A painting showing Gregor Mendel at work in his garden, where he studied garden peas Bettmann Archive/Getty Images |
Well, of course there is more to the story, as we discover in Disputed Inheritance: The battle over Mendel and the future of biology, an ambitious work by science historian Gregory Radick. In paying attention to today’s sophisticated ideas about genetics, Radick poses a deceptively simple question: why, he asks, knowing what we do now, do we still bother with Mendel? Why, when we explain genetics, do we reach for experiments conducted by a man with no interest in heritability, never mind evolution? And one, he argues, whose conclusions on heritability (in as much as he ever made any) were spectacularly contradicted in experiments with pea hybrids by Thomas Laxton, Charles Darwin’s favourite botanist, in 1866.
The evidence against Mendelian genetics began accumulating almost immediately after its rediscovery. Modern genetics is arguably not Mendelian, it is molecular, informed by the likes of microbiology, biochemistry, X-ray crystallography and, later, a host of data-rich sequencing technologies.
Radick underlines this shift by citing a 2014 paper by evolution theorist Evelyn Fox Keller.
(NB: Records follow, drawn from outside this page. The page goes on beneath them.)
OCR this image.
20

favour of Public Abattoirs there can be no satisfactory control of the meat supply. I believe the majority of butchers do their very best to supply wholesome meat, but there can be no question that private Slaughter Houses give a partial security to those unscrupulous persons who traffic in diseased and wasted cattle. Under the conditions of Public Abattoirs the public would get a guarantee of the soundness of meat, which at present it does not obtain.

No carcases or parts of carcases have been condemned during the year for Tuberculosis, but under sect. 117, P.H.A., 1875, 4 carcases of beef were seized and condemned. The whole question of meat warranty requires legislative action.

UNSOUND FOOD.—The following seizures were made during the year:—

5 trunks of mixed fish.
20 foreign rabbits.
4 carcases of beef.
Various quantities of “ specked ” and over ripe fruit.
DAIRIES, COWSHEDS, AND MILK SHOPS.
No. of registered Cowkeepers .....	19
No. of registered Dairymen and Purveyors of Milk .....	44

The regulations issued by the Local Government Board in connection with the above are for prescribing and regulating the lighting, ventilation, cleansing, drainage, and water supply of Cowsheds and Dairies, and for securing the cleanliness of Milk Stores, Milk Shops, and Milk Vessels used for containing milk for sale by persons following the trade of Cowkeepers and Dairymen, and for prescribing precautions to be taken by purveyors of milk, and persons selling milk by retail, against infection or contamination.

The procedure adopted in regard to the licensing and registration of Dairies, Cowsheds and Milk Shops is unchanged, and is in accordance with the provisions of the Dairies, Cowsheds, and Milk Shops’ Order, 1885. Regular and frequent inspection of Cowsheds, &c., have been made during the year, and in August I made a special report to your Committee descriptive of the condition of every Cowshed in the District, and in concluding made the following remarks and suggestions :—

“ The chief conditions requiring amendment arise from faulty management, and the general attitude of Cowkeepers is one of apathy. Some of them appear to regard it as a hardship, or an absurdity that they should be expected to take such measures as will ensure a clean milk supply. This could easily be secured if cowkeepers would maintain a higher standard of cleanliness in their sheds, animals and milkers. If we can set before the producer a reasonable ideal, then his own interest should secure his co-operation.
She writes that the genome is reactive, “a device for regulating the production of specific proteins in response to the constantly changing signals it receives from its environment”, rather than the pre-genomic picture of a static collection of genes leading inexorably to inherited traits.
The point isn’t that Mendel was wrong. That would be like saying Isaac Newton was wrong for not coming up with general relativity. The point is we may have no real need to think in Mendelian terms at all. Couching almost all of modern genetics as an exception to Mendel’s specious “rules” is to constantly explain everything backwards.
Radick outlines how we got here, and what we can do. The seed of trouble was sown in the battle between two zoologists, William Bateson at the University of Cambridge, who made it his mission to reshape biology in the image of Mendel’s experiments, and Raphael Weldon at the University of Oxford, who saw that Mendel had removed from his experiments as many sources of variability as he could.
Real peas aren’t always just yellow or green, or just round or wrinkled, and Weldon argued that variability shouldn’t be idealised away. “It seems to me that every character is at once inherited and acquired,” wrote Weldon. He was right: the difficulty was what to do with that insight. “It is easy to say Mendelism does not happen,” he remarked to his friend Karl Pearson in 1903, “but what the deuce does happen is harder every day!”
Weldon needed (and pursued) an alternative theory of heredity, but his manuscript setting it out was unfinished by his death in 1906.
Radick champions the underdog Weldon over the victorious Bateson. Whether his account smacks of special pleading depends on the reader’s education and interests. Temperatures in this field run high: less than a century ago, geneticists in the Soviet Union were ruined – some even died – defending Mendel’s idea, insufficient as that idea can seem to us now.
This isn’t the first attempt to lay history’s ghosts to rest and reset our ideas about genetics. That said, I can’t think of one that is better argued, more fair-minded or more enjoyable.